O gidince canım sıkıldı. Cebinde yüz bin lira ile gecenin karanlığında, İstanbul'da nereye gidilir? Susasan 1 milyon isteyecekler senden, ne yaparsın? Sonra düşündüm sol şeritte 180 ile gitmekten, ihtiyacımızdan fazla almaktan, doymaz iştihımızdan, tanrılara has kibrimizden ne zaman sıkılacağız? Güzellikleri yok edip , güzelliklere ağıt yakmak, sevdalanmak da ne ki? Ağaçları kesip, ormanları yakıp , ondan sonra hafta sonu iki ağaç bulmak için Poloneze akın eden bizler delimiyiz? Dört katlı villada oturup, el kadar kaniş köpeğini, kışın buz betonlerın üstüne barınağa bırakan insanlar tanıyorum daha ne olsun? Tanrım aklımızı koru, delirmek an meselesi kulların için.

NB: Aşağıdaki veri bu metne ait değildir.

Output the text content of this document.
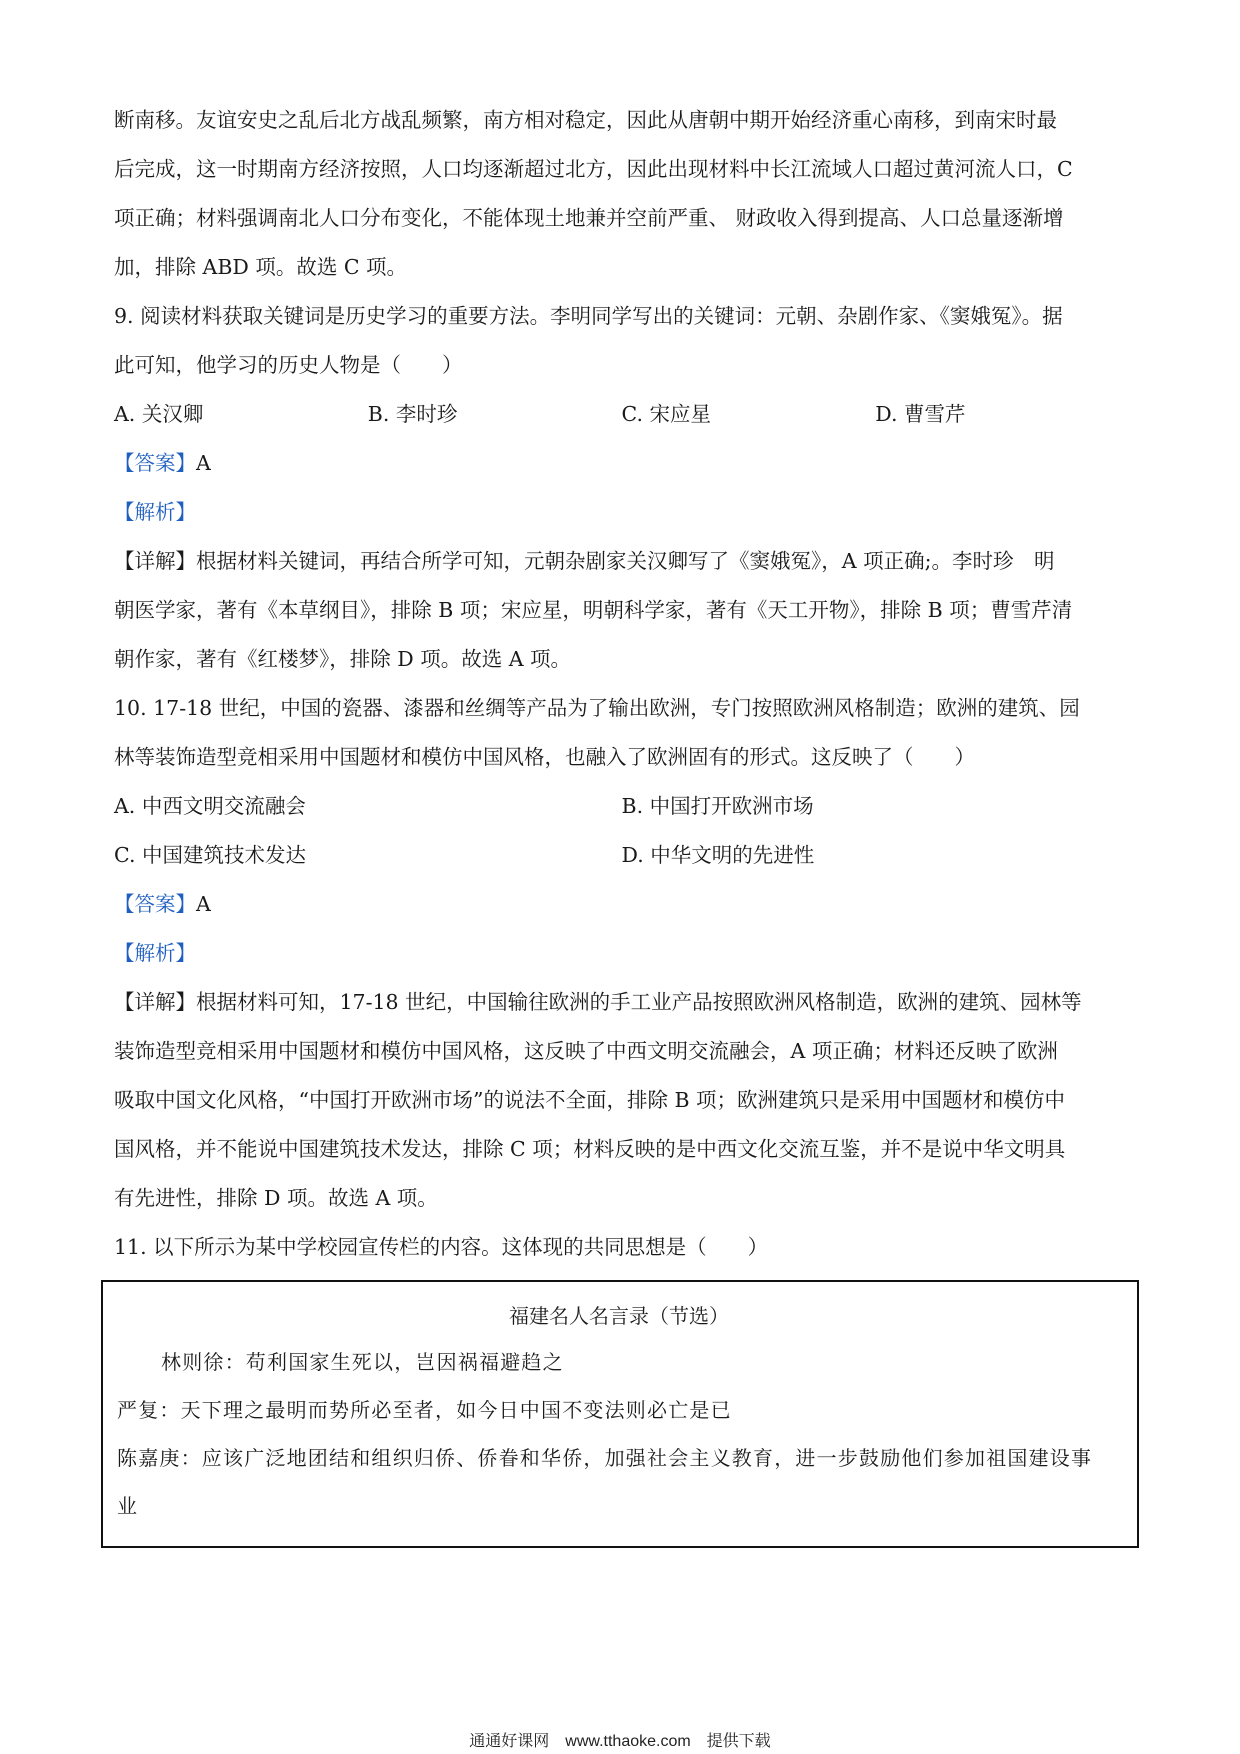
断南移。友谊安史之乱后北方战乱频繁，南方相对稳定，因此从唐朝中期开始经济重心南移，到南宋时最

后完成，这一时期南方经济按照，人口均逐渐超过北方，因此出现材料中长江流域人口超过黄河流人口，C

项正确；材料强调南北人口分布变化，不能体现土地兼并空前严重、 财政收入得到提高、人口总量逐渐增

加，排除 ABD 项。故选 C 项。

9. 阅读材料获取关键词是历史学习的重要方法。李明同学写出的关键词：元朝、杂剧作家、《窦娥冤》。据

此可知，他学习的历史人物是（　　）

A. 关汉卿	B. 李时珍	C. 宋应星	D. 曹雪芹

【答案】A

【解析】

【详解】根据材料关键词，再结合所学可知，元朝杂剧家关汉卿写了《窦娥冤》，A 项正确;。李时珍　明

朝医学家，著有《本草纲目》，排除 B 项；宋应星，明朝科学家，著有《天工开物》，排除 B 项；曹雪芹清

朝作家，著有《红楼梦》，排除 D 项。故选 A 项。

10. 17-18 世纪，中国的瓷器、漆器和丝绸等产品为了输出欧洲，专门按照欧洲风格制造；欧洲的建筑、园

林等装饰造型竞相采用中国题材和模仿中国风格，也融入了欧洲固有的形式。这反映了（　　）

A. 中西文明交流融会	B. 中国打开欧洲市场
C. 中国建筑技术发达	D. 中华文明的先进性

【答案】A

【解析】

【详解】根据材料可知，17-18 世纪，中国输往欧洲的手工业产品按照欧洲风格制造，欧洲的建筑、园林等

装饰造型竞相采用中国题材和模仿中国风格，这反映了中西文明交流融会，A 项正确；材料还反映了欧洲

吸取中国文化风格，“中国打开欧洲市场”的说法不全面，排除 B 项；欧洲建筑只是采用中国题材和模仿中

国风格，并不能说中国建筑技术发达，排除 C 项；材料反映的是中西文化交流互鉴，并不是说中华文明具

有先进性，排除 D 项。故选 A 项。

11. 以下所示为某中学校园宣传栏的内容。这体现的共同思想是（　　）

福建名人名言录（节选）
林则徐：苟利国家生死以，岂因祸福避趋之
严复：天下理之最明而势所必至者，如今日中国不变法则必亡是已
陈嘉庚：应该广泛地团结和组织归侨、侨眷和华侨，加强社会主义教育，进一步鼓励他们参加祖国建设事
业
通通好课网　www.tthaoke.com　提供下载
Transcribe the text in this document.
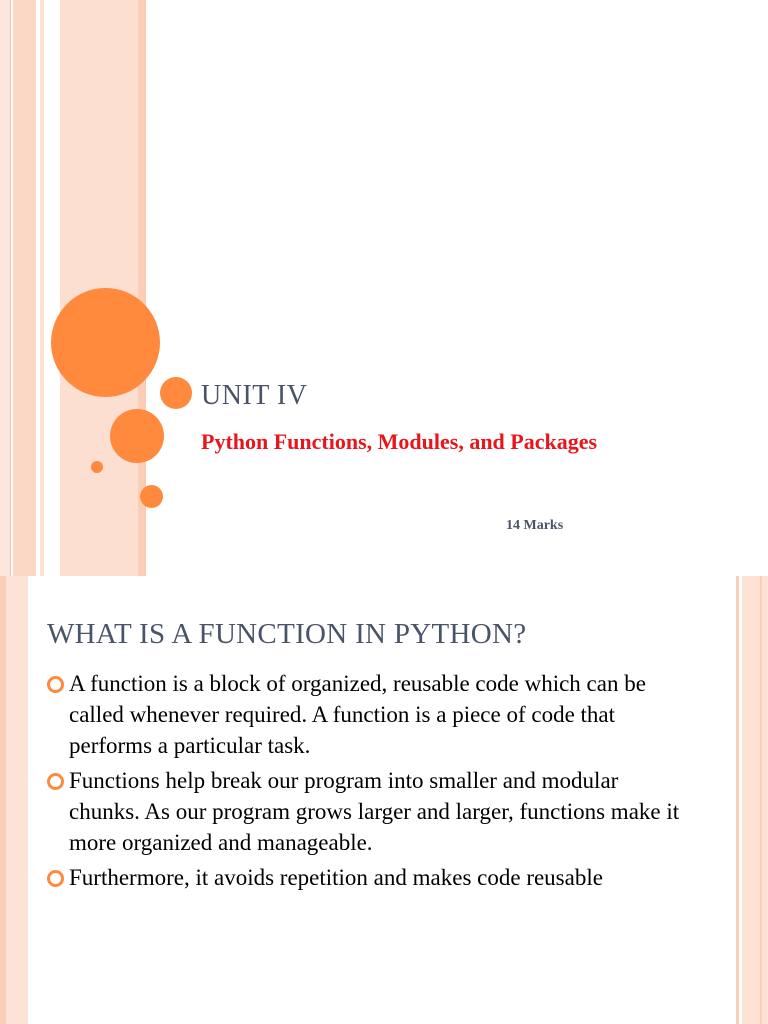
UNIT IV
Python Functions, Modules, and Packages
14 Marks
WHAT IS A FUNCTION IN PYTHON?
A function is a block of organized, reusable code which can be called whenever required. A function is a piece of code that performs a particular task.
Functions help break our program into smaller and modular chunks. As our program grows larger and larger, functions make it more organized and manageable.
Furthermore, it avoids repetition and makes code reusable
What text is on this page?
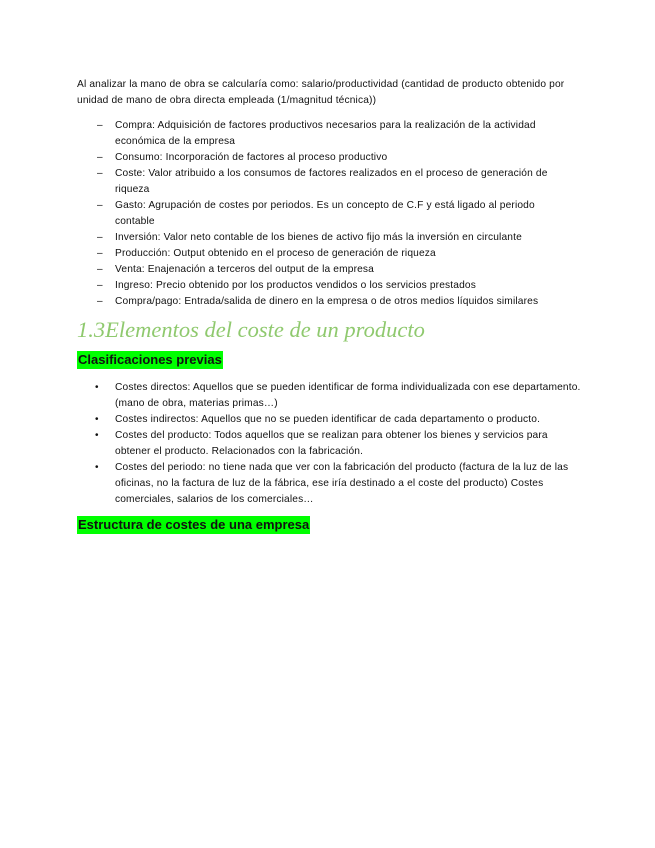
Al analizar la mano de obra se calcularía como: salario/productividad (cantidad de producto obtenido por unidad de mano de obra directa empleada (1/magnitud técnica))

–	Compra: Adquisición de factores productivos necesarios para la realización de la actividad económica de la empresa
–	Consumo: Incorporación de factores al proceso productivo
–	Coste: Valor atribuido a los consumos de factores realizados en el proceso de generación de riqueza
–	Gasto: Agrupación de costes por periodos. Es un concepto de C.F y está ligado al periodo contable
–	Inversión: Valor neto contable de los bienes de activo fijo más la inversión en circulante
–	Producción: Output obtenido en el proceso de generación de riqueza
–	Venta: Enajenación a terceros del output de la empresa
–	Ingreso: Precio obtenido por los productos vendidos o los servicios prestados
–	Compra/pago: Entrada/salida de dinero en la empresa o de otros medios líquidos similares
1.3Elementos del coste de un producto
Clasificaciones previas
• Costes directos: Aquellos que se pueden identificar de forma individualizada con ese departamento. (mano de obra, materias primas…)
• Costes indirectos: Aquellos que no se pueden identificar de cada departamento o producto.
• Costes del producto: Todos aquellos que se realizan para obtener los bienes y servicios para obtener el producto. Relacionados con la fabricación.
• Costes del periodo: no tiene nada que ver con la fabricación del producto (factura de la luz de las oficinas, no la factura de luz de la fábrica, ese iría destinado a el coste del producto) Costes comerciales, salarios de los comerciales…
Estructura de costes de una empresa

Aşkı ve sevdayı skora dökmüş kavmin insanları yaşıyor bu şehirde... Yalnızlıktan duvarlara şarkı söyleyen insanların bilinmezliği saklı araba camlarında. Sokakları, trafik ışıklarını, iş yerlerinin önünü bir sürü kara çocuk basmış. Paçandan, ayağından, ceketinden çekiyor abi ekmek parası... Herkes , bir bilgisayar oyunundaki gibi , alışmış , fiske vurup geçiyor ellerine çocuğun. Ben çocuğun suratına bakıp sorular soruyorum içimden. Çocuğum senin baban yok mu? Varsa nerede? Okulun yok mu? Neden okulda değilsin bu saatte? Vali olsam, bi şey olsam, bir tanesi dilenmez bu çocukların diyorum. Hadi be diyorum sonra. Sanki gösterirlerdi bu çocukları sana diyorum. Ya da görecek gözün kalırmıydı o zaman ? Beş milyona adam sürüklüyorlar yerde. Hayat, bugün kaderimde ne var? organizasyonu. Canım sıkılıyor. Bir kaç kedi bulup sevmeliyim. Ofisteki yavru kedilere yer bulmalıyım. Garajdaki yeni kediyi yakalamalıyım. Sefil köpekler var arka bahçede, onlara bir yer bulmalı? Hakkari'li Süleyman'a koli yollamalı. Bu sene Orta 1'e gidecek.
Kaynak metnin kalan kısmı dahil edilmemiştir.